Thano you so much, I was sitting here thinking that now I have to run out and buy paint brushes. This is such a great idea, thanks once again.

Jacqualine Chanansi on March 18, 2018:

i used acrylic and i ddnt add water but it never settled well

Nicole on February 12, 2018:

Hello I know this is a silly question but I still need to ask. If your wine bottle is green will it change the color you’re painting it? Thanks for the help

Allison on January 16, 2018:

Do you bake your wine bottles once you paint them inside?

L E Gibbens on November 23, 2017:

How can you obtain a "frosted" look with paint? What color would you use? I want to put lights inside of the bottle so want them to show through the paint.

Lisha on October 05, 2017:

Hi Michelle. It’s must easier to position your painted bottle upside down with a rack and tray underneath to catch the remaining paint and or to keep the paint even while drying. I’ve painted a few glass bottles and found that this method worked best. Good luck to you.

marcie morrella on July 10, 2017:

painting wine bottols with acrylic paint ,when I do my second coat it clumps ???

Sadie (author) from U.S. on July 10, 2017:


Mbelle on July 10, 2017:

Thank you for the idea

Sadie (author) from U.S. on February 09, 2017:

Hi Sandy,

This might be an issue with how you've mixed your paint or the type of paint you're using. My guess is that they will pop on their own as the paint dries. If it does, you can always use a second layer to cover any marks left by popped bubbles.

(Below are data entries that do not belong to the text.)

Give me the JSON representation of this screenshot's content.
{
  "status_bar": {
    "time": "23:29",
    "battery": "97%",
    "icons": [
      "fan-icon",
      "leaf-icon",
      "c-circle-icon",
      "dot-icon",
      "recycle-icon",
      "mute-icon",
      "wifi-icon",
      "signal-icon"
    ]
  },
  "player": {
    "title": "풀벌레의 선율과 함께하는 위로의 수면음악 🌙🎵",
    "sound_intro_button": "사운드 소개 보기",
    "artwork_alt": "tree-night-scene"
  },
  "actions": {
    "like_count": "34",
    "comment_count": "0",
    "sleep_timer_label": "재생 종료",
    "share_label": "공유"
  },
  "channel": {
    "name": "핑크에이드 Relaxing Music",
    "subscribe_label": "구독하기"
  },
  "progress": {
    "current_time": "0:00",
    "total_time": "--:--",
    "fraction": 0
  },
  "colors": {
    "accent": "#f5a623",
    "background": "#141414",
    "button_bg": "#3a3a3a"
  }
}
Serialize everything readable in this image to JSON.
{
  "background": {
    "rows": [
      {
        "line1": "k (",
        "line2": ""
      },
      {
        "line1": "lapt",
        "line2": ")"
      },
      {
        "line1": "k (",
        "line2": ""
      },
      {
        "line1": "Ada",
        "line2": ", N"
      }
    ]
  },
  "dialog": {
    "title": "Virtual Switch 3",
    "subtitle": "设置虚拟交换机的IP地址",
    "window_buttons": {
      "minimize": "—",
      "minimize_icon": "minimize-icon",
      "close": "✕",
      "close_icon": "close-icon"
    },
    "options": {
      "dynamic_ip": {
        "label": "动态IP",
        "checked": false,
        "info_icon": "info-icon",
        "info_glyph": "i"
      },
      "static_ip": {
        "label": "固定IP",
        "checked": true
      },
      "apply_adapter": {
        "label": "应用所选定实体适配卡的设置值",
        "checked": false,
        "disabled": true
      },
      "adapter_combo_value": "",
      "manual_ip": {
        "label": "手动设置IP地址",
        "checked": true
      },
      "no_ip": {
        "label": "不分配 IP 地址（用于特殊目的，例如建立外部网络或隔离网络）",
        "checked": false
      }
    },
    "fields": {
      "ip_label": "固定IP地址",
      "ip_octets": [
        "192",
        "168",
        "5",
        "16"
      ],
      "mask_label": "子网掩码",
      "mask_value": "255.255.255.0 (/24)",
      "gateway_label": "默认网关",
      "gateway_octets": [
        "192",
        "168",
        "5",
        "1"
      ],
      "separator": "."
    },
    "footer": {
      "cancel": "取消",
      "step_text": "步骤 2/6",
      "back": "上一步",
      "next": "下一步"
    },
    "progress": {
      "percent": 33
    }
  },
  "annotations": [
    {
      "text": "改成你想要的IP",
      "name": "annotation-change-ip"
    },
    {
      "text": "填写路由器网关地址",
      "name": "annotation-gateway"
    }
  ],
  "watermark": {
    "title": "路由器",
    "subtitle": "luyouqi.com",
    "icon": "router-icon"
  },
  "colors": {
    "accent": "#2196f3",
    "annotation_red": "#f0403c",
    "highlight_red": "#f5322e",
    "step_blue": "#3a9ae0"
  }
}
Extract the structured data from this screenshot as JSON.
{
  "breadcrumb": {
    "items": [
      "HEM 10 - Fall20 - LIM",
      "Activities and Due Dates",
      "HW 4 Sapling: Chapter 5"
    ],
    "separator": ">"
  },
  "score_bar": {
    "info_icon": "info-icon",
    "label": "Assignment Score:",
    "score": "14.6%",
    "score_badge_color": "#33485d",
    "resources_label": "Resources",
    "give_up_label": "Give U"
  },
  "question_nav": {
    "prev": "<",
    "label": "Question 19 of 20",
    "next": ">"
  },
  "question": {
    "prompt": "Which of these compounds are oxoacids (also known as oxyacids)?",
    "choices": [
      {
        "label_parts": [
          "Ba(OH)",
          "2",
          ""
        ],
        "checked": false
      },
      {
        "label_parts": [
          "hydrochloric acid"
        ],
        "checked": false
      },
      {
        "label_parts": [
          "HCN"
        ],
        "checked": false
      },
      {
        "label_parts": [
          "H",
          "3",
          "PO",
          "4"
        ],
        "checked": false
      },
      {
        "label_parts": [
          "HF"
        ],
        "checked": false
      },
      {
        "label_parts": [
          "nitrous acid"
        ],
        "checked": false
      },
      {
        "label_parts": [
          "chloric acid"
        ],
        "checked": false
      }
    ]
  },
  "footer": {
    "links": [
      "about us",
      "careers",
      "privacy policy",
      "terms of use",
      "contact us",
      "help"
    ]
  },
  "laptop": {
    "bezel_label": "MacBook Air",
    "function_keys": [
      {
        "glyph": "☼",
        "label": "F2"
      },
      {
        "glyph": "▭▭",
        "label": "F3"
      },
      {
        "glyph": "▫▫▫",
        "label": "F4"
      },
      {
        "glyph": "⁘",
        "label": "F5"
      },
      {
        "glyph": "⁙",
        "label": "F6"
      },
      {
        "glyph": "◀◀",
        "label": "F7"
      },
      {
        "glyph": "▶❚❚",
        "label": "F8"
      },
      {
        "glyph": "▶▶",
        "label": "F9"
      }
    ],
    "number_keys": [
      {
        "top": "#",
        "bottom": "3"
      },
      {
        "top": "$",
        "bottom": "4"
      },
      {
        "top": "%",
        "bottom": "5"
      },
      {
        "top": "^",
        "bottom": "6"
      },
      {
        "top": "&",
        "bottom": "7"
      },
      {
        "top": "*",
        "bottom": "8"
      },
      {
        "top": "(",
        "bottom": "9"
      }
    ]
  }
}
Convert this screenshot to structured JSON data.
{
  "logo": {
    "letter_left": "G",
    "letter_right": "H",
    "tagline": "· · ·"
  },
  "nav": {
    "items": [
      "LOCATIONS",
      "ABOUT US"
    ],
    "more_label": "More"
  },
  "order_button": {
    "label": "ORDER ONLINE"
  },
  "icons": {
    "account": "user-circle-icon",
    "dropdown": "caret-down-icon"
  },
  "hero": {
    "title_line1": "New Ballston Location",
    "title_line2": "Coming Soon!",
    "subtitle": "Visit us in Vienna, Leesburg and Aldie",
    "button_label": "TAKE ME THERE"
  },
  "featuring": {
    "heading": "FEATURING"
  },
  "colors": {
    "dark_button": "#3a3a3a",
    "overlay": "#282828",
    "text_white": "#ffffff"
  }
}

Sandy on February 09, 2017:

I am having air bubbles in my paint inside the bottles, how do you prevent that and how do you remove the air bubbles?

Sadie (author) from U.S. on December 20, 2016:


I found the easiest way to be setting the bottle length-wise and slowly rotating it while it dried to keep it fairly even. Hope that helps!

Michelle on December 20, 2016:

It was really easy to paint BUT how do you position the bottle while it is drying? I found that if I sat it up all the paint went to the bottom and if I laid it on one side that side was obviously darker. Any suggestions?!

Sadie (author) from U.S. on November 25, 2016:

Rosa, that depends on the consistency of your paint. If you have one side that needs more paint, you may have to wait for it to dry on one side and then flip it over and do the other side.

Rosa on November 25, 2016:

I am waiting for paint to dry but it goes to one side. How long will it take for the paint to dry

Sadie (author) from U.S. on June 03, 2015:

Thanks Robie! It really is so much easier!

Robie Benve from Ohio on May 31, 2015:

Oh wow, I never thought of painting the inside of the bottle! It makes so much sense! They remain easily cleanable and safe fron scratching up the paint. Great idea, thanks for sharing!